BAGHDAD (Reuters) - Three U.S. soldiers were killed in an apparent rocket or mortar attack near Nassiriya in southeastern Iraq on Wednesday, the U.S. military said.

Another two U.S. soldiers were wounded in what the military said in a statement was an "indirect fire attack", a term usually used to describe rocket or mortar fire, near Nassiriya, about 375 km (235 miles) southeast of Baghdad.

Iraqi police and hospital officials said up to 16 people were killed on a bus near Nassiriya on Tuesday in an apparent roadside bomb attack aimed at a passing U.S. military convoy.

The U.S. military has said of that incident that the bus was hit by an explosively formed penetrator, a particularly deadly, armor piercing form of roadside bomb, but that no one was killed.

The bus was carrying members of a family returning from funeral observances in the holy Shi'ite city of Najaf, witnesses and police said.

An al-Qaeda-linked group in Iraq claimed responsibility for a suicide bombing in central Baghdad that killed five U.S. soldiers on Monday, according to the SITE Institute, a U.S.-based terrorism monitoring service.
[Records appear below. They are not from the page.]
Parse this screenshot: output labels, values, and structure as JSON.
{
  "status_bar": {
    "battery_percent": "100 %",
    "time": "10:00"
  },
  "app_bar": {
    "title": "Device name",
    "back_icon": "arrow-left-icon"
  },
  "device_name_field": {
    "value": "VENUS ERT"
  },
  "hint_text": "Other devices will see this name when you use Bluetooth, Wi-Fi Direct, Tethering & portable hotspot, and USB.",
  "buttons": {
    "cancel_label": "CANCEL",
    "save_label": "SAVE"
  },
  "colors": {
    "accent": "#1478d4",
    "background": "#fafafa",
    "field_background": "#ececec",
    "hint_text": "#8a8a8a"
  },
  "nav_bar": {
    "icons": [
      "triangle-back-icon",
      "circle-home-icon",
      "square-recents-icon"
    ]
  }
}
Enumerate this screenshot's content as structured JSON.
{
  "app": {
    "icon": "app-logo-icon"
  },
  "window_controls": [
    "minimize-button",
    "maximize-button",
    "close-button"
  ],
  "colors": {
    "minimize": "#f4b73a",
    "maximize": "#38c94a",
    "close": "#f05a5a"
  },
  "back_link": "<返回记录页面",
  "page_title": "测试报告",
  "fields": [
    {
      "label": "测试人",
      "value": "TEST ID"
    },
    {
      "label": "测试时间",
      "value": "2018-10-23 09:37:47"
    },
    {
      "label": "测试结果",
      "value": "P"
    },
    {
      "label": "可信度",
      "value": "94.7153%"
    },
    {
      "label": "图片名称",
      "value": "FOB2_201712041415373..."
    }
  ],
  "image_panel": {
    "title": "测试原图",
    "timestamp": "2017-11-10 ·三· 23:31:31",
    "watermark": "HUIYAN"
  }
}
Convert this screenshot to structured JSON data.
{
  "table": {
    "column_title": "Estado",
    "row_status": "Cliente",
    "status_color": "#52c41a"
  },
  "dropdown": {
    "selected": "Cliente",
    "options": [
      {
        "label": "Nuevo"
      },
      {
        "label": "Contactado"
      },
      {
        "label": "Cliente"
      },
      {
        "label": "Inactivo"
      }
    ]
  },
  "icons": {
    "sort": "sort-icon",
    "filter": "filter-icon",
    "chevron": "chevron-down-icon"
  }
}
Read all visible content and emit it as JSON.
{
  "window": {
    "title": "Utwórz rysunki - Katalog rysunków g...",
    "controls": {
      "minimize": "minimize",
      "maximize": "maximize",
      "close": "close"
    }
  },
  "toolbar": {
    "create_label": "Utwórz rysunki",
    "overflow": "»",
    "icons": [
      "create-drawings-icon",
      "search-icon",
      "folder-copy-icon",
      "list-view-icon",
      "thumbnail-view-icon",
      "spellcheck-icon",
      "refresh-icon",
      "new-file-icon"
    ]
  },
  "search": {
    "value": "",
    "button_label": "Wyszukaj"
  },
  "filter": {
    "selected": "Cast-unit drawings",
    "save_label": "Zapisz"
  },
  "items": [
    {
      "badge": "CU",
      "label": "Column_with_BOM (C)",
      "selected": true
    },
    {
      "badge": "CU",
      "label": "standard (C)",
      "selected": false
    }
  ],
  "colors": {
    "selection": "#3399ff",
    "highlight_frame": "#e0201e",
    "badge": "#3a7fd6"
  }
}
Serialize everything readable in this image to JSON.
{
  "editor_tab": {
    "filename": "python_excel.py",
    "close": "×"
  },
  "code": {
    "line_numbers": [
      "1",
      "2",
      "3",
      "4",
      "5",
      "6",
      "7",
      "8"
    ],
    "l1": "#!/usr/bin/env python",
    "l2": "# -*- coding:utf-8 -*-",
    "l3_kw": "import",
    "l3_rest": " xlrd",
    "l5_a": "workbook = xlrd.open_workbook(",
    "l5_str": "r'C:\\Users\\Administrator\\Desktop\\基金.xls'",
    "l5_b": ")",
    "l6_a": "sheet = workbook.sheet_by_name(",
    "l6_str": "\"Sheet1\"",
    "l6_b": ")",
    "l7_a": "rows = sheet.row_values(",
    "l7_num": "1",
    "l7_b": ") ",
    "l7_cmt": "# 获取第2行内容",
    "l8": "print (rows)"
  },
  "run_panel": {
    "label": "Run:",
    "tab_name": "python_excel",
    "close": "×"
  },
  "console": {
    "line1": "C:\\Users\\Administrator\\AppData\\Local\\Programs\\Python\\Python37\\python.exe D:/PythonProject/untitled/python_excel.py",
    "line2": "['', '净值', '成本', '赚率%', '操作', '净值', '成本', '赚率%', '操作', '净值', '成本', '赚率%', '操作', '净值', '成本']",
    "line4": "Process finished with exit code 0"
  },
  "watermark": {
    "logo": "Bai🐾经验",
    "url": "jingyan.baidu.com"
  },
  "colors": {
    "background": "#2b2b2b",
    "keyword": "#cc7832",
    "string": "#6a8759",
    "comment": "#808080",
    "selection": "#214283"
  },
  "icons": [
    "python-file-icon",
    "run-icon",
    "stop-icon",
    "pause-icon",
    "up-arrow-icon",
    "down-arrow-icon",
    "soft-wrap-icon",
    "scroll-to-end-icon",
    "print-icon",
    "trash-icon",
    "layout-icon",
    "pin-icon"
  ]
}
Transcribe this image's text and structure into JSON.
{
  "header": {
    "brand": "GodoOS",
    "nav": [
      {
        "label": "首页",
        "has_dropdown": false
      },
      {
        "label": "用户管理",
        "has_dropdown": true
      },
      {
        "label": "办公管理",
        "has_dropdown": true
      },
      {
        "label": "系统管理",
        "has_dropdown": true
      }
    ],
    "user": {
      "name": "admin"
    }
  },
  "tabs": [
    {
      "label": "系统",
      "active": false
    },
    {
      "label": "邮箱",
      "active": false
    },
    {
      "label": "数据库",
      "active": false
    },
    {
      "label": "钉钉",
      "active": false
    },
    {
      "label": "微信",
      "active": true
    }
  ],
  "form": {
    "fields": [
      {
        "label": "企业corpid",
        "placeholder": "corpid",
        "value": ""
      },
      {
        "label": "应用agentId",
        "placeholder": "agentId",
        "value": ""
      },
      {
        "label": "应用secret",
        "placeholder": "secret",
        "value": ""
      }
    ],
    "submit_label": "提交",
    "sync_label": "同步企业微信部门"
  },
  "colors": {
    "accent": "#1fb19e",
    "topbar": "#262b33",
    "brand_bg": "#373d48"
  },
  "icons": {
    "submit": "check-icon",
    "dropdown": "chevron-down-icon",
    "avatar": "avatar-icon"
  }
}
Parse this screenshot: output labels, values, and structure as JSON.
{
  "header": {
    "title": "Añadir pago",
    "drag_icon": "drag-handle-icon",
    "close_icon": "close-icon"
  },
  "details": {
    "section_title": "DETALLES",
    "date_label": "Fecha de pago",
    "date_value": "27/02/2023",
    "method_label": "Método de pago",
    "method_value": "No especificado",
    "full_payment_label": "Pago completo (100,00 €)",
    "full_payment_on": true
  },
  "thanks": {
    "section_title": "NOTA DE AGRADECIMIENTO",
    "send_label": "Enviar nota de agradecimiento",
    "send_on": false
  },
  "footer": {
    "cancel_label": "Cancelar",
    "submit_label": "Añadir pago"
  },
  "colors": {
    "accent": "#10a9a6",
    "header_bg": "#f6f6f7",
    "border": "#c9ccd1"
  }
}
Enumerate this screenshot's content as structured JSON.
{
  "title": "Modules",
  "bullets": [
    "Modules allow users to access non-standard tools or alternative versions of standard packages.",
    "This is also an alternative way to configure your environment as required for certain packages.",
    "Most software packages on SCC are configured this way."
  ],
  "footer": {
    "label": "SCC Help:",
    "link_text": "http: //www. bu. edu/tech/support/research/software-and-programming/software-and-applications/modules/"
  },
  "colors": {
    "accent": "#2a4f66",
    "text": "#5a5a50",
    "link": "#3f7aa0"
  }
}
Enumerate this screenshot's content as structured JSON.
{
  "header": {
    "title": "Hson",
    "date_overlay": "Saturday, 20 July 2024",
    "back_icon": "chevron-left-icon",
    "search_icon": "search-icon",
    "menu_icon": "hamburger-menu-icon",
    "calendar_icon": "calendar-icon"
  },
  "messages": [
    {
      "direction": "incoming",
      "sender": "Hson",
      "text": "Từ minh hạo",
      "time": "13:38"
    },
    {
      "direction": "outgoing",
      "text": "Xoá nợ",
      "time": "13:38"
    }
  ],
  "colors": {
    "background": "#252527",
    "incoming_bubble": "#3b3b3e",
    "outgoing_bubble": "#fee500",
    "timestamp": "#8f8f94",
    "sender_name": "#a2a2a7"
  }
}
It said the Islamic State of Iraq had said a bomber wearing an explosive belt had carried out the attack in a communique issued to jihadist forums on the Internet.

The latest deaths take to at least 3,987 the number of U.S. troops killed in Iraq since the U.S.-led invasion to topple Saddam Hussein in March 2003, according to Web site www.icasualties.org.

Fourteen U.S. soldiers have been killed in Iraq so far in March, compared with a total of 81 in all of March 2007. Eight were killed in two separate bombings in Baghdad and in volatile Diyala province northeast of the capital on Monday.

There has been an upsurge of attacks in Iraq over the past two months, although overall levels of violence have fallen sharply since last June, when an extra 30,000 U.S. troops became fully deployed.